Rebecca Sanin, president and CEO of the Health and Welfare Council of Long Island, which coordinates Long Island’s Complete Count Committee activities in both counties, said maintaining an accurate count is a social justice issue.

"The shifting deadlines and continued assault on the effort to achieve an accurate count has been unconscionable," she said. "I’m proud of Long Island for working so hard for the past year and a half, and in many cases exceeding 2010 [census] numbers despite what has been assault after assault."

Jeffrey Wice, an adjunct professor and senior fellow at the New York Law School, who has also served as redistricting counsel for New York state legislators following several previous censuses, said the Trump Administration’s actions to date have been "unprecedented."

"My sense is the [census] career professionals are being told not what they can do, but told what they must do," Wice said.

Last month, U.S. District Judge Lucy Koh in San Jose, California, sided with the plaintiffs and issued an injunction that suspended a Sept. 30 deadline for finishing the 2020 census and a Dec. 31 deadline for submitting numbers used to determine how many congressional seats each state gets — a process known as apportionment. That caused the deadlines to revert to a previous Census Bureau plan that had field operations ending Oct. 31 and the reporting of apportionment figures at the end of April 2021.

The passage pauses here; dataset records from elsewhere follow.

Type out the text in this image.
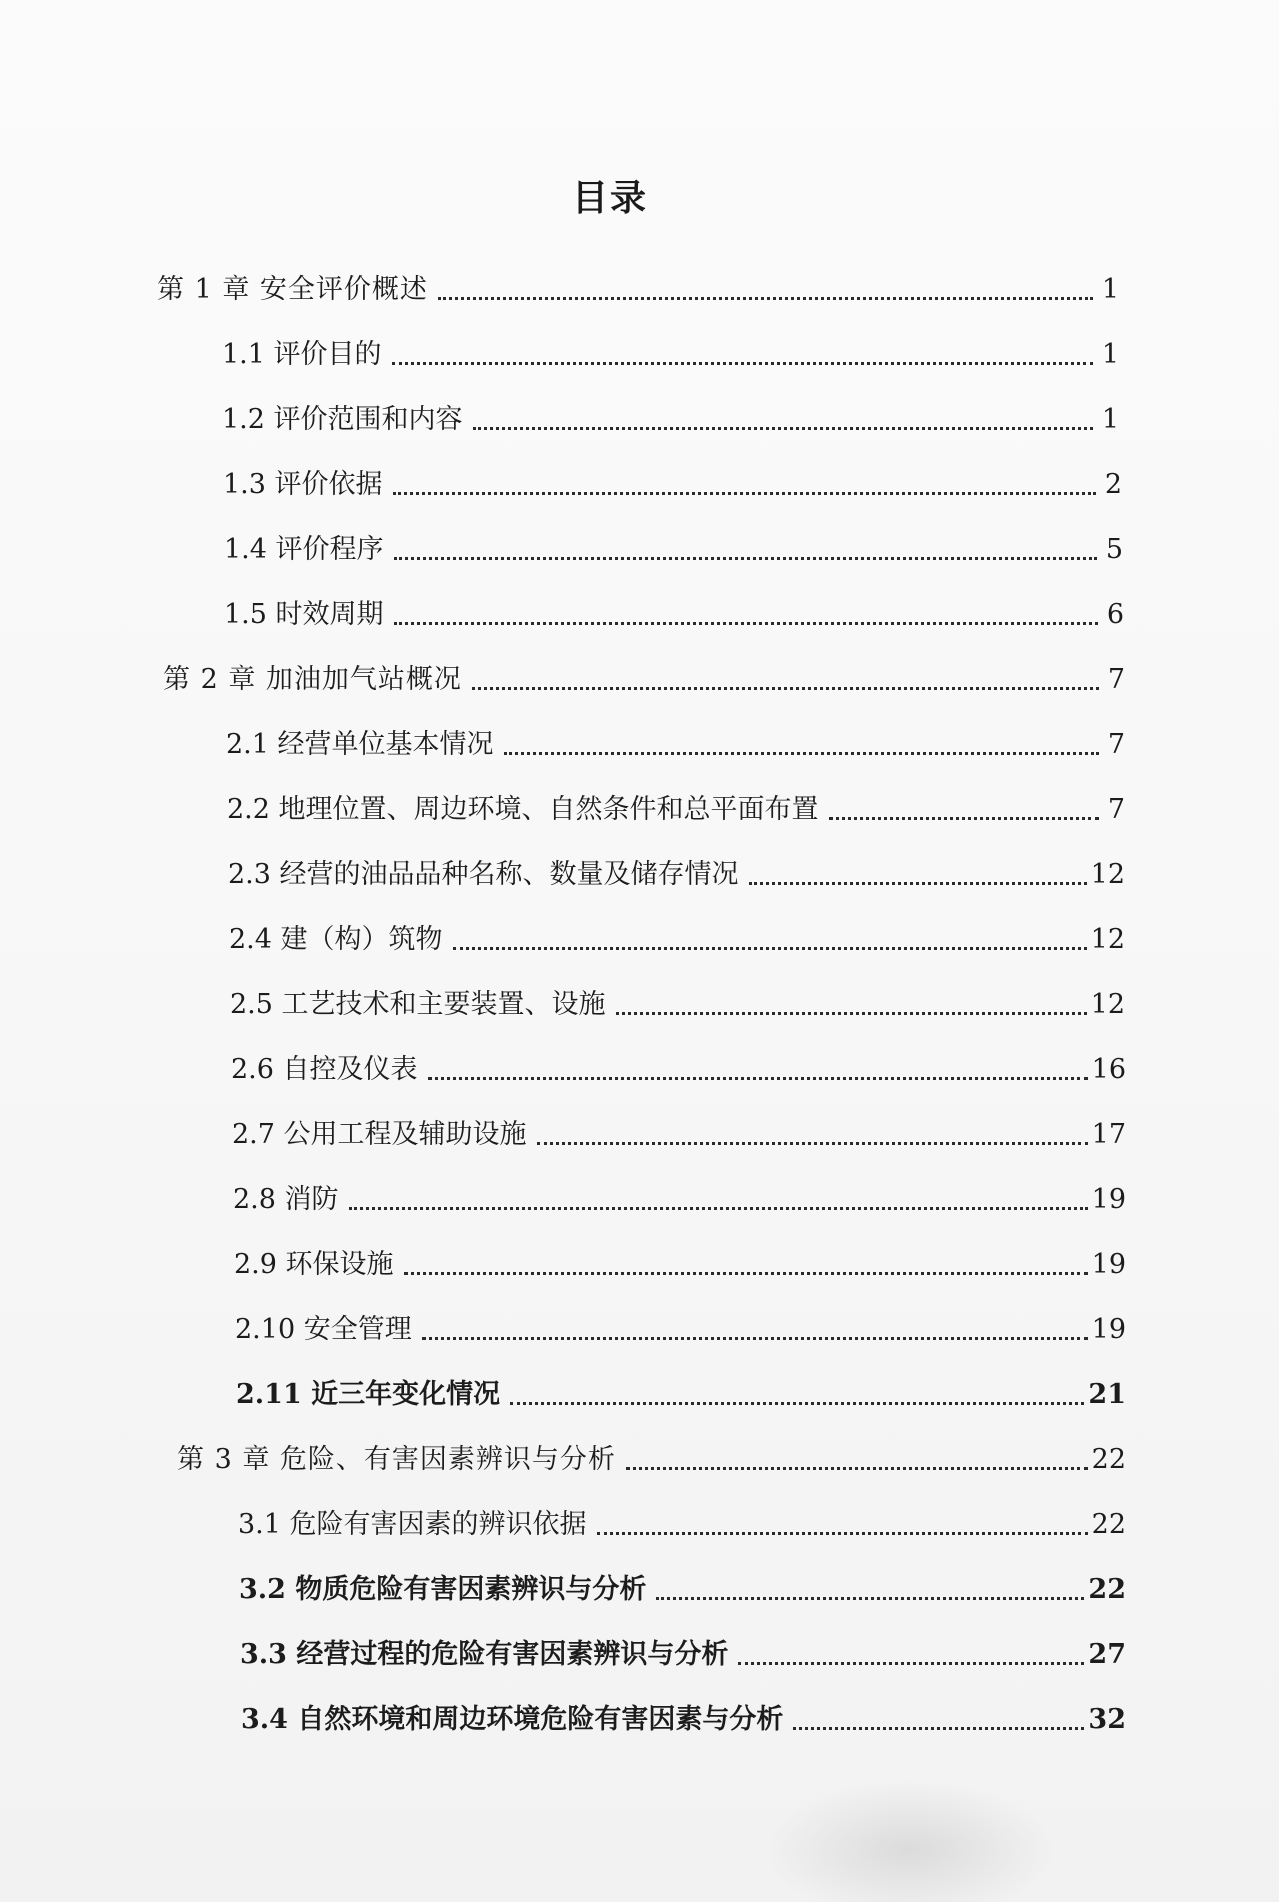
目录
第 1 章 安全评价概述	1
1.1 评价目的	1
1.2 评价范围和内容	1
1.3 评价依据	2
1.4 评价程序	5
1.5 时效周期	6
第 2 章 加油加气站概况	7
2.1 经营单位基本情况	7
2.2 地理位置、周边环境、自然条件和总平面布置	7
2.3 经营的油品品种名称、数量及储存情况	12
2.4 建（构）筑物	12
2.5 工艺技术和主要装置、设施	12
2.6 自控及仪表	16
2.7 公用工程及辅助设施	17
2.8 消防	19
2.9 环保设施	19
2.10 安全管理	19
2.11 近三年变化情况	21
第 3 章 危险、有害因素辨识与分析	22
3.1 危险有害因素的辨识依据	22
3.2 物质危险有害因素辨识与分析	22
3.3 经营过程的危险有害因素辨识与分析	27
3.4 自然环境和周边环境危险有害因素与分析	32
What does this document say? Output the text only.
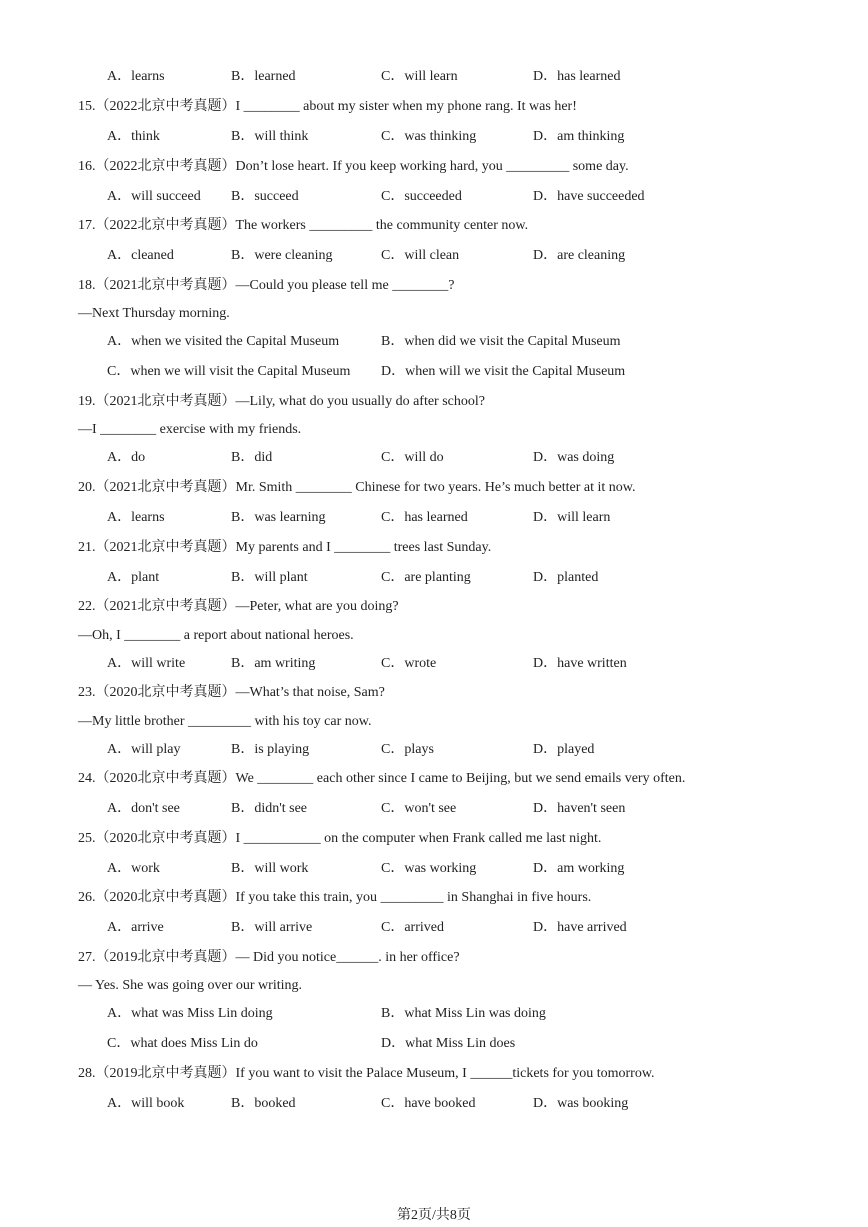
A．learns	B．learned	C．will learn	D．has learned
15.（2022北京中考真题）I ________ about my sister when my phone rang. It was her!
A．think	B．will think	C．was thinking	D．am thinking
16.（2022北京中考真题）Don’t lose heart. If you keep working hard, you _________ some day.
A．will succeed B．succeed	C．succeeded	D．have succeeded
17.（2022北京中考真题）The workers _________ the community center now.
A．cleaned	B．were cleaning	C．will clean	D．are cleaning
18.（2021北京中考真题）—Could you please tell me ________?
—Next Thursday morning.
A．when we visited the Capital Museum	B．when did we visit the Capital Museum
C．when we will visit the Capital Museum D．when will we visit the Capital Museum
19.（2021北京中考真题）—Lily, what do you usually do after school?
—I ________ exercise with my friends.
A．do	B．did	C．will do	D．was doing
20.（2021北京中考真题）Mr. Smith ________ Chinese for two years. He’s much better at it now.
A．learns	B．was learning	C．has learned	D．will learn
21.（2021北京中考真题）My parents and I ________ trees last Sunday.
A．plant	B．will plant	C．are planting	D．planted
22.（2021北京中考真题）—Peter, what are you doing?
—Oh, I ________ a report about national heroes.
A．will write	B．am writing	C．wrote	D．have written
23.（2020北京中考真题）—What’s that noise, Sam?
—My little brother _________ with his toy car now.
A．will play	B．is playing	C．plays	D．played
24.（2020北京中考真题）We ________ each other since I came to Beijing, but we send emails very often.
A．don't see	B．didn't see	C．won't see	D．haven't seen
25.（2020北京中考真题）I ___________ on the computer when Frank called me last night.
A．work	B．will work	C．was working	D．am working
26.（2020北京中考真题）If you take this train, you _________ in Shanghai in five hours.
A．arrive	B．will arrive	C．arrived	D．have arrived
27.（2019北京中考真题）— Did you notice______. in her office?
— Yes. She was going over our writing.
A．what was Miss Lin doing	B．what Miss Lin was doing
C．what does Miss Lin do	D．what Miss Lin does
28.（2019北京中考真题）If you want to visit the Palace Museum, I ______tickets for you tomorrow.
A．will book	B．booked	C．have booked	D．was booking
第2页/共8页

When the Census Bureau, and the Commerce Department, which oversees the statistical agency, picked an Oct. 5 end date, Koh struck that down too, accusing officials of "lurching from one hasty, unexplained plan to the next … and undermining the credibility of the Census Bureau and the 2020 Census."

An appellate court panel upheld Koh’s order allowing the census to continue through October but struck down the part that suspended the Dec. 31 deadline for turning in apportionment numbers. The panel of three appellate judges said that just because the year-end deadline is impossible to meet doesn’t mean the court should require the Census Bureau to miss it.

With plans for the count hampered by the pandemic, the Census Bureau in April had proposed extending the deadline for finishing the count from the end of July to the end of October and pushing the apportionment deadline from Dec. 31 to next April. The proposal to extend the apportionment deadline passed the Democratic-controlled House, but the Republican-controlled Senate didn’t take up the request. Then, in late July and early August, bureau officials shortened the count schedule by a month so that it would finish at the end of September.

The Republicans’ inaction coincided with a July order from Trump directing the Census Bureau to have the apportionment count exclude people who are in the country illegally. The order was later ruled unlawful by a panel of three district judges in New York, but the Trump administration is appealing that case to the Supreme Court.

By sticking to the Dec. 31 deadline, control of the apportionment count would remain in the hands of the Trump administration no matter who wins the presidential election next month.